What about “hooking up” in sexual encounters with your friends? Is it a harmless “rite of passage”? Certainly it is common among today’s teens. The Centers for Disease Control reported in a 2011 study that 47.4 percent of teens had engaged in sexual intercourse, 33.7 percent had done so in the past three months, and 5.3 percent reported having sex with four or more people during their teen years (“Sexual Risk Behavior: HIV, STD, & Teen Pregnancy Prevention,” July 24, 2012).

That same CDC report describes the millions of cases of sexually transmitted diseases (STDs) contracted each year. The report states that, “nearly half of the 19 million new STDs each year are among young people aged 15–24 years” (ibid.). Other statistics point out that, each year, one in four U.S. teens contracts an STD or other sexually transmitted infection, and that by 2025 as many as 40 percent of all men and half of all women could be carrying one or more STDs.

Sow Good Seeds

How did our culture come to this point? By trivializing intimate contact between guys and girls. By removing standards that define appropriate contact. By winking at “sowing wild oats” that may seem fun at the time but that bring a lifetime of heartache and regret.
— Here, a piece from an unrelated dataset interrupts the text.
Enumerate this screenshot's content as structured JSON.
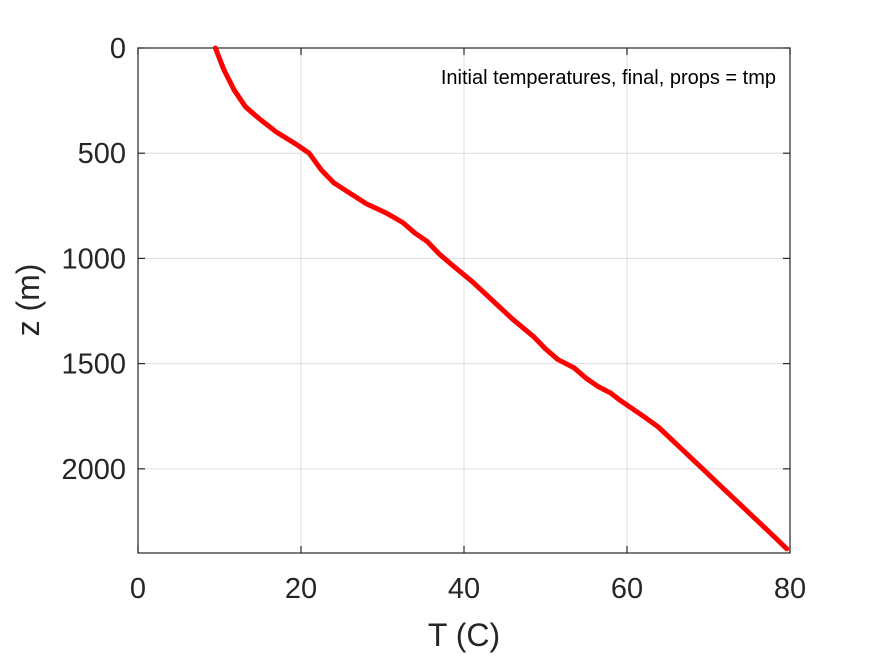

So, do not let anyone tell you that when you strive to obey God’s law you are “missing out.” Instead, make the effort to sow good seeds for your future. Solomon wrote, “My son, hear the instruction of your father, and do not forsake the law of your mother, for they will be a graceful ornament on your head, and chains about your neck” (Proverbs 1:8–9).

As Solomon wrote, “Even a child is known by his deeds, whether what he does is pure and right” (Proverbs 20:11). Make sure that the seeds you sow are godly ones that will produce good fruit. Even if you have sown a few wild oats in the past, you can turn your life around. It is never too late—or too early—to start doing what is right.